Gardiner: Enterprise Florida survival at stake after incentives die
Senate President Andy Gardiner, R-Orlando, says he personally delivered the unpleasant news to Gov. Rick Scott last Friday that Enterprise Florida will have no new money next year for incentives to attract jobs.
"He was disappointed, and rightfully so," Gardiner said in an interview in his Capitol office, recalling their conversation. "I said, 'Governor, there comes a point where the Senate backed you on the incentives, we did everything we could, but now we have to start thinking about how we bring this thing in for a landing.' And with no movement from the House, we really were in a situation where we needed to move on."

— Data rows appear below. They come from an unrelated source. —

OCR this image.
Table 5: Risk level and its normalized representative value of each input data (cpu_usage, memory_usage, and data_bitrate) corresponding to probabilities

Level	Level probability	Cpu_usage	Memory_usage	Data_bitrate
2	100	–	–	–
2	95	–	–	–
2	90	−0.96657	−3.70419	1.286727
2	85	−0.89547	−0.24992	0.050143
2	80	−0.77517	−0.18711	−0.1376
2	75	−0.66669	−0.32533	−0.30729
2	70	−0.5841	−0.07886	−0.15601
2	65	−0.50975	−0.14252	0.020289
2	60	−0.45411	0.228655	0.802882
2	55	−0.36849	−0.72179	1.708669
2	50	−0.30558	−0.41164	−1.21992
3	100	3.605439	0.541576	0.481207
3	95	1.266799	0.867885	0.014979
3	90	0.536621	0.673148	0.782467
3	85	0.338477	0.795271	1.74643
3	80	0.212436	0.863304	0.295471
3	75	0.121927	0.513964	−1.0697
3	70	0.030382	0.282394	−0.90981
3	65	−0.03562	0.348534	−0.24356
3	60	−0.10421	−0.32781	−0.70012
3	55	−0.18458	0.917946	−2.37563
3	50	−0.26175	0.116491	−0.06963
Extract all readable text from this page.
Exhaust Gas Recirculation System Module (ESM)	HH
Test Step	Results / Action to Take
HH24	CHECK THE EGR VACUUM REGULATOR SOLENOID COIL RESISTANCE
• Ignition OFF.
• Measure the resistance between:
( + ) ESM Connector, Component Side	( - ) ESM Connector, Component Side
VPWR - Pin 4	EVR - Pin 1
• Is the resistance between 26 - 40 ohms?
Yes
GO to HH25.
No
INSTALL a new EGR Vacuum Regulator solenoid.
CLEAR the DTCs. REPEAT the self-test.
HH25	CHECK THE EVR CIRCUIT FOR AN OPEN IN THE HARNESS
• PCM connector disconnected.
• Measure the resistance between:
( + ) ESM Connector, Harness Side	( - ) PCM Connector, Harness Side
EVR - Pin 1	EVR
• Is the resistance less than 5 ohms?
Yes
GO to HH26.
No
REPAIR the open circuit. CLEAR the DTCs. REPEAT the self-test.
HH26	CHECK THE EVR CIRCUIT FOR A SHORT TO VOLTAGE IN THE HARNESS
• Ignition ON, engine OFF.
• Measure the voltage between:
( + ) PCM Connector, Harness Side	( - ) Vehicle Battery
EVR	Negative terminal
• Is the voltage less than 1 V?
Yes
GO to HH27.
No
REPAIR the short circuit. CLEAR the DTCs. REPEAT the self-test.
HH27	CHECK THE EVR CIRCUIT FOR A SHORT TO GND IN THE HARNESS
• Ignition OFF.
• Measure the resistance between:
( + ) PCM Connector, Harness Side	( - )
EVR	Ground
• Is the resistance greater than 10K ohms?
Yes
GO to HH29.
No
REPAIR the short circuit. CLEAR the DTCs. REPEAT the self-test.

Gardiner said Enterprise Florida, the public-private partnership that recruits companies to the state, now needs to develop a strategy to "survive" without taxpayer support.
The Senate backed Scott's call for a record $250 million for a new "enterprise fund" over three years, which Scott and EFI said they needed for Florida to compete with other states for jobs, mostly through a program known as the Quick Action Closing Fund. But the next cadre of House leaders, led by House Appropriations Chairman Richard Corcoran, R-Land O'Lakes, vehemently opposes subsidizing corporate America, even though the House supported $43 million for the same programs a year ago.
House sources say Scott's top aides never seriously tried to negotiate for a smaller pot of money, a strategy that proved disastrous. The Senate's decision to capitulate to Corcoran surprised House Speaker Steve Crisafulli, R-Merritt Island, but Gardiner said Senate leaders faced the reality that the House firmly opposed the idea.
"You don't necessarily agree with it, but you have to accept it and move on," Gardiner said. "If you want to get out of here on time, you've got to make some tough decisions. That was one of those."